DNS Firewall\Queue Limitation

Would the following code limit each IP that is not 65.182.164.59 to 2 connections each of UDP and TCP to port 53 and then limit the whole thing to 10 kbps in the inbound direction?

/ip firewall mangle
add action=mark-packet chain=prerouting connection-limit=2,32 disabled=no dst-port=53 new-packet-mark=Other_DNS passthrough=no protocol=tcp src-address=!65.182.164.59
add action=mark-packet chain=prerouting connection-limit=2,32 disabled=no dst-port=53 new-packet-mark=Other_DNS passthrough=no protocol=udp src-address=!65.182.164.59
/queue tree
add burst-limit=0 burst-threshold=0 burst-time=0s disabled=no limit-at=0 max-limit=10k name=queue1 packet-mark=Other_DNS parent=global-in priority=8 queue=default

If I removed the src-address declaration, would it then limit all DNS queries to those described limits?
I would just add an accept before those mangle rules for my own DNS server for outbound traffic.
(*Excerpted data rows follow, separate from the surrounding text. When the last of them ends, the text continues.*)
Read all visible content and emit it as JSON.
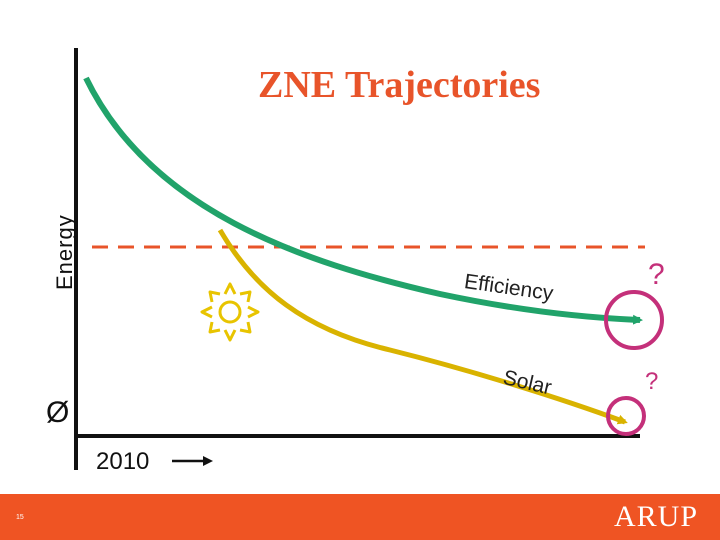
{
  "slide": {
    "title": "ZNE Trajectories",
    "y_axis_label": "Energy",
    "zero_label": "Ø",
    "start_year": "2010",
    "curves": [
      {
        "label": "Efficiency",
        "question_mark": "?"
      },
      {
        "label": "Solar",
        "question_mark": "?"
      }
    ],
    "page_number": "15",
    "logo_text": "ARUP"
  },
  "colors": {
    "title": "#e8542a",
    "efficiency_curve": "#21a36a",
    "solar_curve": "#d9b300",
    "dashed_line": "#e8542a",
    "highlight_circle": "#c4307a",
    "footer": "#ef5423",
    "sun_icon": "#e8c400",
    "axes": "#111111"
  },
  "icons": [
    "sun-icon",
    "arrow-right-icon"
  ]
}
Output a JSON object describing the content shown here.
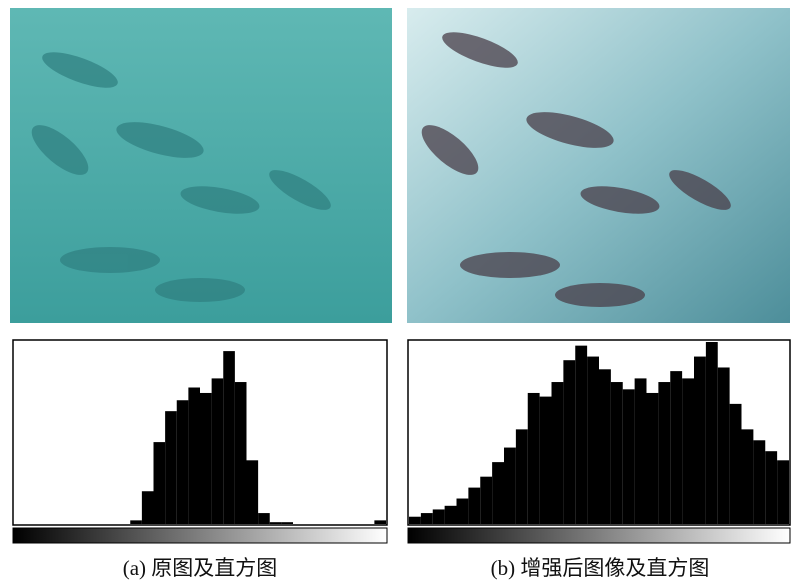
{
  "figure": {
    "panels": [
      {
        "caption": "(a) 原图及直方图"
      },
      {
        "caption": "(b) 增强后图像及直方图"
      }
    ]
  },
  "chart_data": [
    {
      "type": "histogram",
      "color": "#000000",
      "bins": [
        0,
        8,
        16,
        24,
        32,
        40,
        48,
        56,
        64,
        72,
        80,
        88,
        96,
        104,
        112,
        120,
        128,
        136,
        144,
        152,
        160,
        168,
        176,
        184,
        192,
        200,
        208,
        216,
        224,
        232,
        240,
        248,
        256
      ],
      "counts": [
        0,
        0,
        0,
        0,
        0,
        0,
        0,
        0,
        0,
        0,
        2,
        18,
        45,
        62,
        68,
        75,
        72,
        80,
        95,
        78,
        35,
        6,
        1,
        1,
        0,
        0,
        0,
        0,
        0,
        0,
        0,
        2
      ],
      "xlim": [
        0,
        256
      ],
      "ylim": [
        0,
        100
      ]
    },
    {
      "type": "histogram",
      "color": "#000000",
      "bins": [
        0,
        8,
        16,
        24,
        32,
        40,
        48,
        56,
        64,
        72,
        80,
        88,
        96,
        104,
        112,
        120,
        128,
        136,
        144,
        152,
        160,
        168,
        176,
        184,
        192,
        200,
        208,
        216,
        224,
        232,
        240,
        248,
        256
      ],
      "counts": [
        4,
        6,
        8,
        10,
        14,
        20,
        26,
        34,
        42,
        52,
        72,
        70,
        78,
        90,
        98,
        92,
        85,
        78,
        74,
        80,
        72,
        78,
        84,
        80,
        92,
        100,
        86,
        66,
        52,
        46,
        40,
        35
      ],
      "xlim": [
        0,
        256
      ],
      "ylim": [
        0,
        100
      ]
    }
  ]
}
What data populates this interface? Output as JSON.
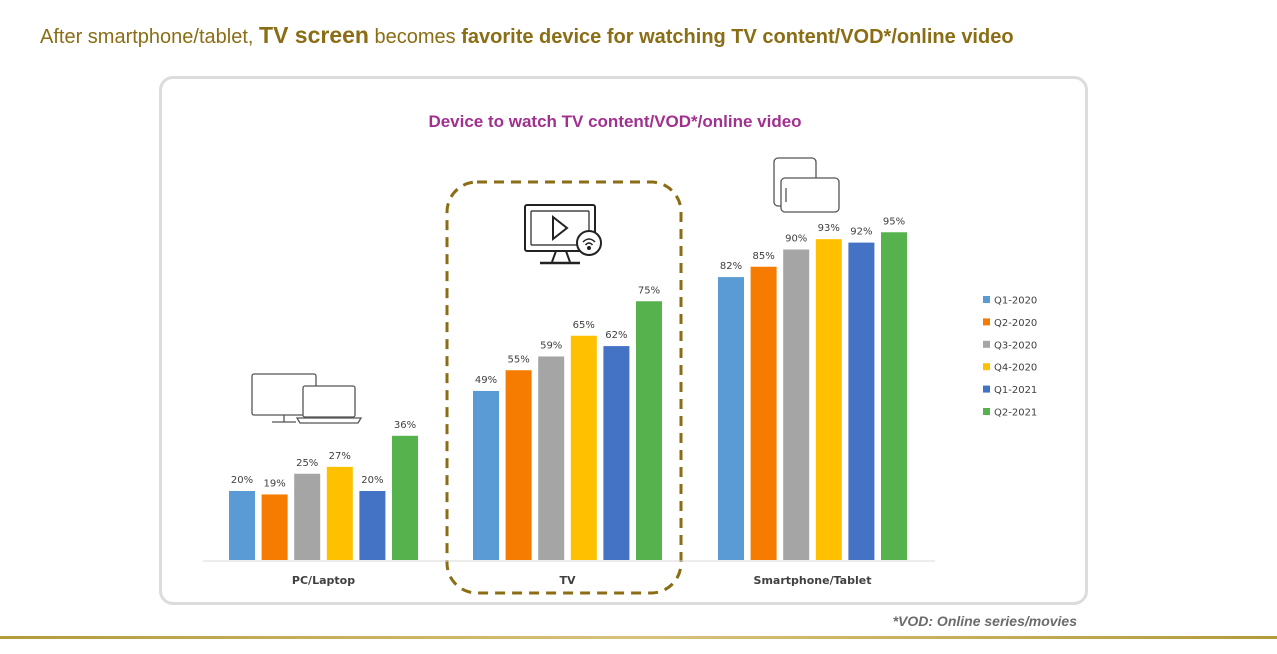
{
  "headline": {
    "part1": "After smartphone/tablet, ",
    "part2": "TV screen",
    "part3": " becomes ",
    "part4": "favorite device for watching TV content/VOD*/online video"
  },
  "footnote": "*VOD: Online series/movies",
  "icons": {
    "pc": "desktop-laptop-icon",
    "tv": "smart-tv-play-icon",
    "mobile": "tablet-phone-icon"
  },
  "chart_data": {
    "type": "bar",
    "title": "Device to watch TV content/VOD*/online video",
    "categories": [
      "PC/Laptop",
      "TV",
      "Smartphone/Tablet"
    ],
    "series": [
      {
        "name": "Q1-2020",
        "color": "#5b9bd5",
        "values": [
          20,
          49,
          82
        ]
      },
      {
        "name": "Q2-2020",
        "color": "#f57c00",
        "values": [
          19,
          55,
          85
        ]
      },
      {
        "name": "Q3-2020",
        "color": "#a5a5a5",
        "values": [
          25,
          59,
          90
        ]
      },
      {
        "name": "Q4-2020",
        "color": "#ffc000",
        "values": [
          27,
          65,
          93
        ]
      },
      {
        "name": "Q1-2021",
        "color": "#4472c4",
        "values": [
          20,
          62,
          92
        ]
      },
      {
        "name": "Q2-2021",
        "color": "#56b24d",
        "values": [
          36,
          75,
          95
        ]
      }
    ],
    "value_suffix": "%",
    "ylim": [
      0,
      100
    ],
    "grid": false,
    "legend_position": "right",
    "highlight_category": "TV",
    "highlight_color": "#8a6d14"
  }
}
I should probably also add an accept for my non-resolving authoritative DNS server.


My intent is to limit the damage from DNS amplification attacks, but to still permit off-net queries of my resolving DNS servers.

Would this limit all DNS transactions to no more than 5 concurrent connections per IP except for connections sourced by the DNS_Servers address list for all traffic to and through this box?

/ip firewall filter
add action=accept chain=forward connection-limit=5,32 disabled=no dst-port=53 protocol=udp src-address-list=!DNS_Servers
add action=accept chain=forward connection-limit=5,32 disabled=no dst-port=53 protocol=tcp src-address-list=!DNS_Servers
add action=accept chain=input connection-limit=5,32 disabled=no dst-port=53 protocol=udp src-address-list=!DNS_Servers
add action=accept chain=input connection-limit=5,32 disabled=no dst-port=53 protocol=tcp src-address-list=!DNS_Servers


Which would be a better way of handling it? This method or the original mangle? I had forgotten I had made the prior post when I thought up the above. Well, obviously I would revise the original to use the address-list vs. the single IP.